I have a question with regards to combining two data bases with a linking table:
Has anyone ever tried to combine the monthly stock return data table of CRSP with the yearly accounting data tables of Compustat through the CCM table? WRDS only offers a SAS solution, but unfortunately not one for R.
In detail: I have a table with all stock returns month-wise and their respective PERMNO-code (CRSP). I also have the yearly accounting data of these stocks with their GVKEY (Compustat). Obviously, the accounting data is the same for the company during the year and only changes every 12 months. Now I have the linking table which assigns each GVKEY to a PERMNO. I would like to combine them the following way:
Company | Month/Year | Return for this month | Accounting data columns | Stock Return columns for the prior 20 months
Does anyone have experience in this field?
Thanks in advance!
There are two ways of doing it. If you have ccm then use the link permno, if not use cusip. Just translate the sas code into r, it should be very straightforward.
I am a finance major. So how did you solve it 3 years ago. For me it says, that my data is too large I think (if I run the final merge command based on the PERMNO, the console gives back an error "Error: cannot allocate vector of size 317.9 Mb").
When you download data in CSV and text from wrds, and then read it into r, you may exceed the memory limit. What is your computer RAM, how many rows does your crsp data have? I use wrds cloud with r, so I do not have this issue. If you really want do it locally, use dplyr and data.table
A good introduction to seeking help from coding forums is to pose your questions as a [reproducible example (what many folks call a reprex for short)](FAQ: What's a reproducible example (`reprex`) and how do I do one?, the reprex-r-package is a handy tool to help make this easy).

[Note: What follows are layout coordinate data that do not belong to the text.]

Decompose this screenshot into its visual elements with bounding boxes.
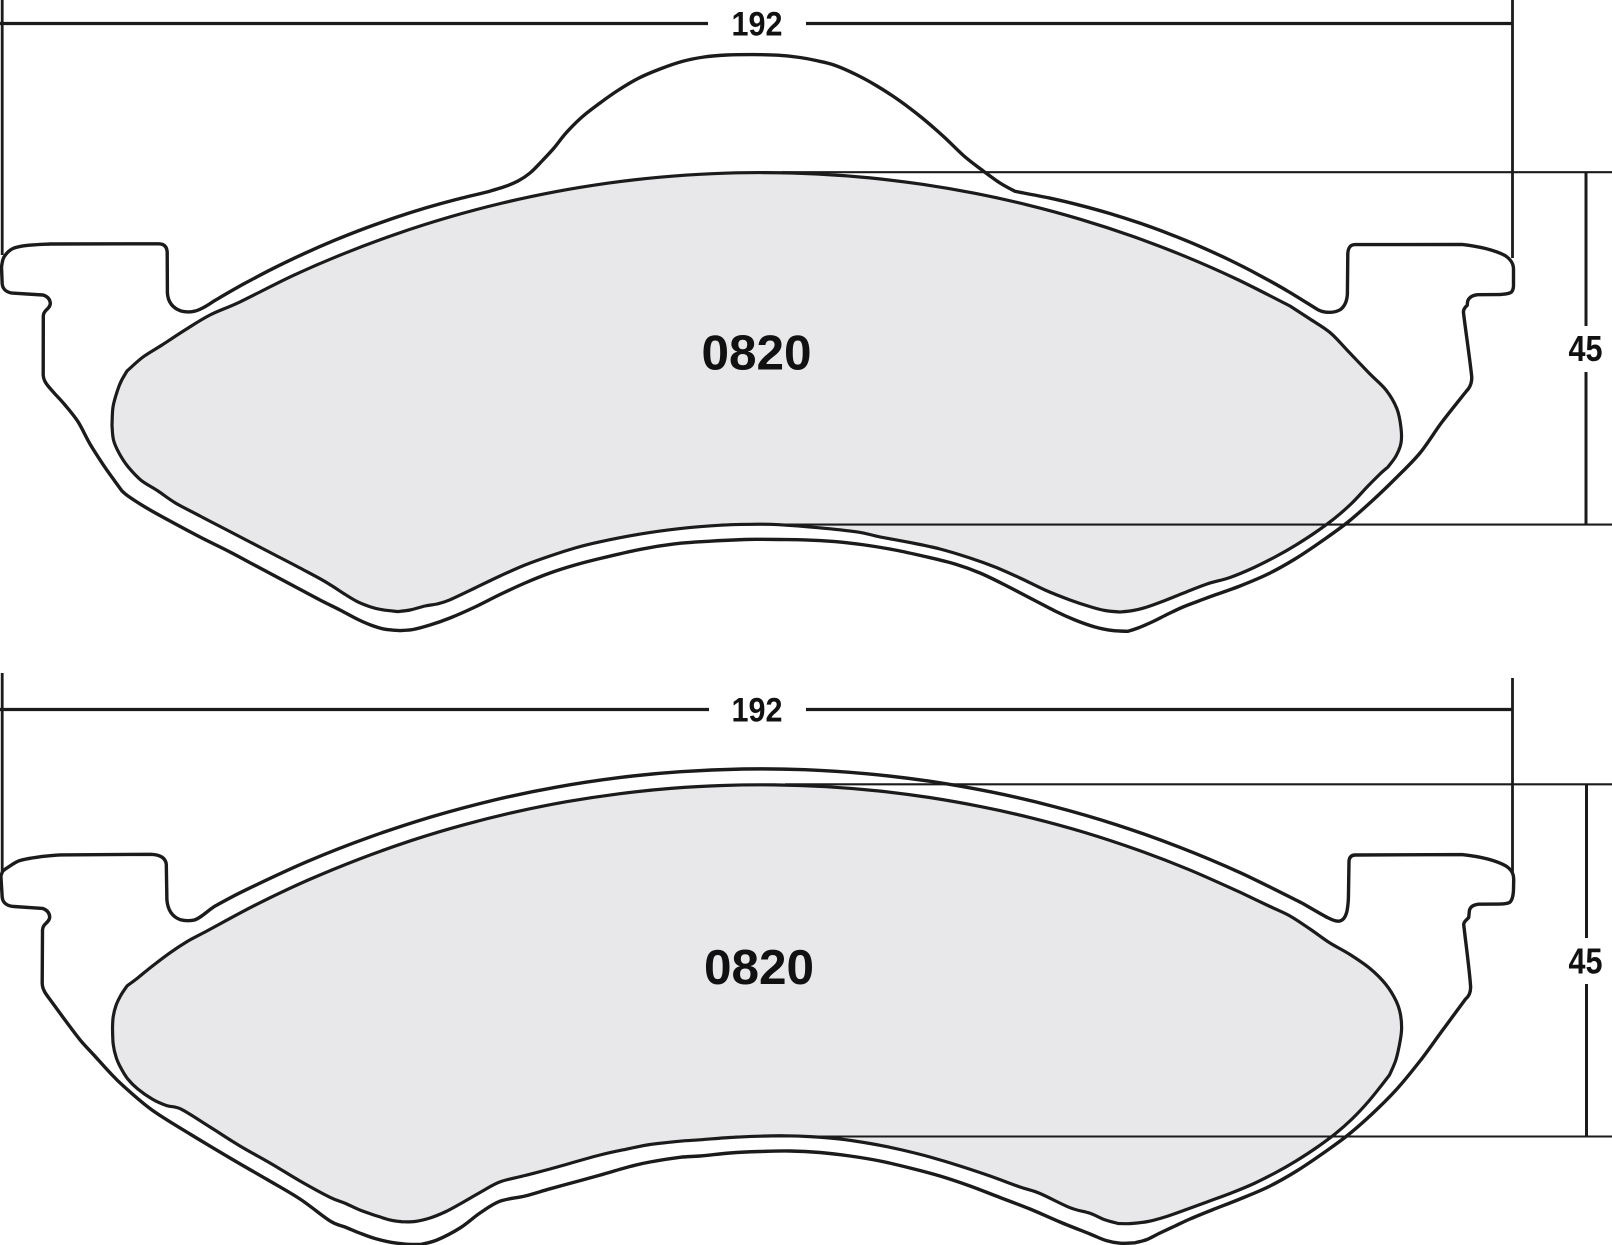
svg-text:192: 192 [732, 6, 783, 44]
svg-text:192: 192 [732, 692, 783, 730]
svg-text:45: 45 [1569, 941, 1603, 982]
svg-text:0820: 0820 [704, 940, 814, 995]
svg-text:45: 45 [1569, 328, 1603, 369]
svg-text:0820: 0820 [701, 326, 811, 381]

In terms of tools for merging two datasets, I personally like the tidyverse's dplyr's two-table verbs for stuff like this.. But I'd be worried about suggesting this until we more clearly understand your desired outcome - since the time series model you want to apply later may require your data is structured in a particular way.
The author links the Compustat data with the CRSP data. He also uses the CCM LNKHIST data as you require. Unfortunately I don`t have access to the CCM data so I have to link the data through the GVKEY, CUSIP / some other method.

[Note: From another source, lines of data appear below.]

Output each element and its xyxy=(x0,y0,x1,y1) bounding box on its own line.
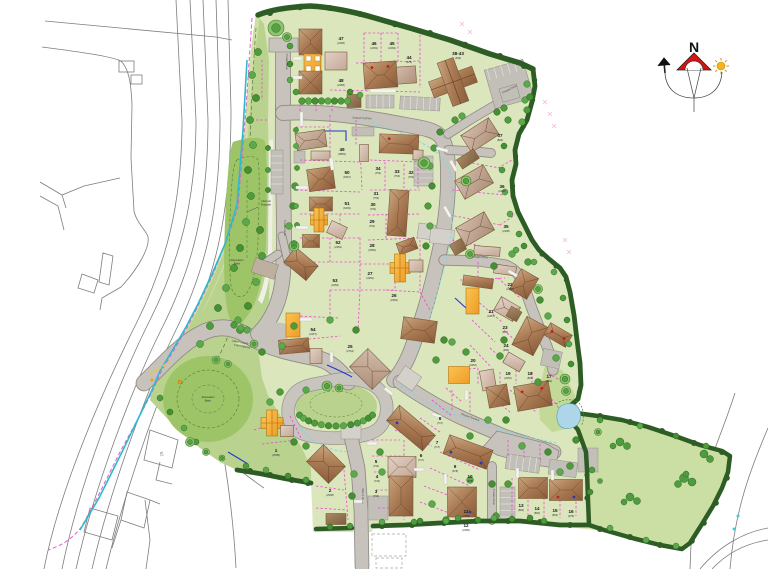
svg-text:(2469): (2469) xyxy=(334,245,342,249)
svg-text:22: 22 xyxy=(507,282,513,287)
svg-text:(6493): (6493) xyxy=(343,206,351,210)
svg-text:48: 48 xyxy=(338,78,344,83)
svg-text:(978): (978) xyxy=(568,514,574,518)
svg-text:19: 19 xyxy=(505,371,511,376)
svg-text:14: 14 xyxy=(534,506,540,511)
svg-text:54: 54 xyxy=(310,327,316,332)
svg-text:20: 20 xyxy=(470,358,476,363)
svg-text:3: 3 xyxy=(375,489,378,494)
svg-text:Morris Drive: Morris Drive xyxy=(361,488,365,504)
svg-text:Private Drive: Private Drive xyxy=(283,220,287,236)
svg-text:37: 37 xyxy=(497,133,503,138)
svg-text:(734): (734) xyxy=(373,464,379,468)
svg-text:21: 21 xyxy=(488,309,494,314)
svg-text:(890): (890) xyxy=(518,508,524,512)
svg-text:(639): (639) xyxy=(455,56,461,60)
svg-text:44: 44 xyxy=(406,55,412,60)
svg-text:(754): (754) xyxy=(394,174,400,178)
svg-text:(734): (734) xyxy=(374,479,380,483)
svg-text:Private Drive: Private Drive xyxy=(492,489,496,505)
svg-text:49: 49 xyxy=(339,147,345,152)
svg-text:Footpath: Footpath xyxy=(261,203,272,207)
svg-text:(2489): (2489) xyxy=(462,514,470,518)
svg-text:(990): (990) xyxy=(502,330,508,334)
svg-text:30: 30 xyxy=(370,202,376,207)
svg-text:12: 12 xyxy=(463,523,469,528)
svg-text:Shared Surface: Shared Surface xyxy=(352,116,372,121)
svg-text:25: 25 xyxy=(347,344,353,349)
svg-text:33: 33 xyxy=(394,169,400,174)
svg-text:9: 9 xyxy=(454,464,457,469)
svg-text:Basin: Basin xyxy=(205,399,212,403)
svg-text:(756): (756) xyxy=(373,196,379,200)
svg-text:52: 52 xyxy=(159,451,165,457)
svg-text:51: 51 xyxy=(344,201,350,206)
svg-text:(890): (890) xyxy=(497,138,503,142)
svg-text:10: 10 xyxy=(467,474,473,479)
svg-text:(2452): (2452) xyxy=(504,376,512,380)
svg-text:16: 16 xyxy=(568,509,574,514)
svg-text:4: 4 xyxy=(376,474,379,479)
svg-text:(3459): (3459) xyxy=(366,276,374,280)
svg-text:(978): (978) xyxy=(467,479,473,483)
svg-text:5: 5 xyxy=(375,459,378,464)
svg-text:(2469): (2469) xyxy=(370,46,378,50)
svg-text:11: 11 xyxy=(464,509,469,514)
svg-text:27: 27 xyxy=(367,271,373,276)
svg-text:(890): (890) xyxy=(552,513,558,517)
svg-text:46: 46 xyxy=(371,41,377,46)
svg-text:29: 29 xyxy=(369,219,375,224)
svg-text:7: 7 xyxy=(436,440,439,445)
svg-text:1: 1 xyxy=(275,448,278,453)
svg-text:(890): (890) xyxy=(546,379,552,383)
svg-text:18: 18 xyxy=(527,371,533,376)
svg-text:(6859): (6859) xyxy=(338,152,346,156)
svg-text:(754): (754) xyxy=(369,224,375,228)
svg-text:(754): (754) xyxy=(375,171,381,175)
svg-text:50: 50 xyxy=(344,170,350,175)
svg-text:(878): (878) xyxy=(406,60,412,64)
svg-text:(2468): (2468) xyxy=(337,83,345,87)
svg-text:28: 28 xyxy=(369,243,375,248)
svg-text:2: 2 xyxy=(329,488,332,493)
svg-text:47: 47 xyxy=(338,36,344,41)
svg-text:(2508): (2508) xyxy=(326,493,334,497)
svg-text:23: 23 xyxy=(502,325,508,330)
svg-text:Attenuation: Attenuation xyxy=(201,395,215,399)
svg-text:(2489): (2489) xyxy=(462,528,470,532)
svg-text:Informal: Informal xyxy=(261,199,271,203)
svg-text:(2452): (2452) xyxy=(506,287,514,291)
svg-text:34: 34 xyxy=(375,166,381,171)
svg-text:(978): (978) xyxy=(452,469,458,473)
svg-text:Attenuation: Attenuation xyxy=(230,258,244,262)
svg-text:26: 26 xyxy=(391,293,397,298)
svg-text:13: 13 xyxy=(518,503,524,508)
svg-text:(2467): (2467) xyxy=(309,332,317,336)
svg-text:(2508): (2508) xyxy=(272,453,280,457)
svg-text:35: 35 xyxy=(503,224,509,229)
svg-text:52: 52 xyxy=(335,240,341,245)
svg-text:(754): (754) xyxy=(408,175,414,179)
svg-text:(717): (717) xyxy=(437,421,443,425)
svg-text:(2498): (2498) xyxy=(498,189,506,193)
svg-text:53: 53 xyxy=(332,278,338,283)
svg-text:17: 17 xyxy=(546,374,552,379)
svg-text:36: 36 xyxy=(499,184,505,189)
svg-text:(717): (717) xyxy=(418,458,424,462)
svg-text:(2469): (2469) xyxy=(388,46,396,50)
svg-text:(2764): (2764) xyxy=(346,349,354,353)
svg-text:6: 6 xyxy=(420,453,423,458)
svg-text:(2369): (2369) xyxy=(390,298,398,302)
svg-text:(2467): (2467) xyxy=(487,314,495,318)
svg-text:32: 32 xyxy=(408,170,414,175)
svg-text:(2456): (2456) xyxy=(331,283,339,287)
svg-text:Basin: Basin xyxy=(234,262,241,266)
svg-text:(2452): (2452) xyxy=(469,363,477,367)
svg-text:(3459): (3459) xyxy=(368,248,376,252)
svg-text:15: 15 xyxy=(552,508,558,513)
svg-text:(2468): (2468) xyxy=(337,41,345,45)
svg-text:(754): (754) xyxy=(370,207,376,211)
svg-text:(734): (734) xyxy=(373,494,379,498)
svg-text:8: 8 xyxy=(439,416,442,421)
svg-text:24: 24 xyxy=(503,343,509,348)
svg-text:(6367): (6367) xyxy=(343,175,351,179)
svg-text:31: 31 xyxy=(373,191,379,196)
svg-text:(2498): (2498) xyxy=(502,229,510,233)
svg-text:Private Drive: Private Drive xyxy=(285,54,289,70)
svg-text:(890): (890) xyxy=(527,376,533,380)
svg-text:38-43: 38-43 xyxy=(452,51,464,56)
svg-text:(717): (717) xyxy=(434,445,440,449)
svg-text:(990): (990) xyxy=(503,348,509,352)
svg-text:(890): (890) xyxy=(534,511,540,515)
svg-text:45: 45 xyxy=(389,41,395,46)
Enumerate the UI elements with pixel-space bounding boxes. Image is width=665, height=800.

For my master thesis I am trying to combine the monthly stock return data of CRSP with the annual fundamental data of Compustat. I'm reading the R code as shared by msmith01 and can follow the logic of the code as it is clearly written. However, I have a question about the first section.
The annual data is retrieved from Compustat and the link table from CRSP/Compustat Merged. The link table is merged with the Compustat dataset. The combined data is merged with CRSP.
What is the advantage of retrieving the fundamental data from Compustat and combine that with the link table over directly retrieving the fundamental data from the CRSP/Compustat Merged dataset? As far as I can see the CRSP/Compustat Merged dataset includes the desired linking variables for merging with CRSP. Are there disadvantages with using the CRSP/Compustat Merged dataset?
The CRSP and Compustat have more data than the CCM data. Moreover, merging these two data by yourself allow you to choose data frequency more flexibly. For example, daily CRSP + quarterly Compustat, etc.
Thank you for your reply. I was not aware that the data of CCM was not that extensive as Compustat or CRSP.
Will use your code to merge the two datasets.
I am trying to run your code to see if I can reproduce the result. Unfortunately I am running into an error. I am trying to run the code as is (only change is username/password). The code I am running is from:
When I get to this section:
###############################################################################################################
### COMPUSTAT CLEANING AND VAR CALC ###
# load("180619 data.ccm.RData")
data.comp <- data.ccm %>%
rename(PERMNO=permno) %>% data.table %>% # ensure col names match crsp's
group_by(PERMNO) %>%
mutate(datadate = as.yearmon(datadate),
comp.count = row(.)) %>% # number of years in data; future option to cut first year data; works but leads to warnings
# tests based on BE spread show FF no longer impose this condition (even though mentioned in FF'93)
ungroup %>% arrange(datadate, PERMNO) %>% data.frame %>%
distinct(datadate, PERMNO, .keep_all = TRUE) # hasn't been issue but just in case
I get the following error:
Error: Column `comp.count` must be length 1 (the group size), not 12099238
In addition: There were 50 or more warnings (use warnings() to see the first 50)
When I have time, I will update the code using a pure data.table approach. Over time, I personally think data.table may be better at handling this kind of daily stock return data.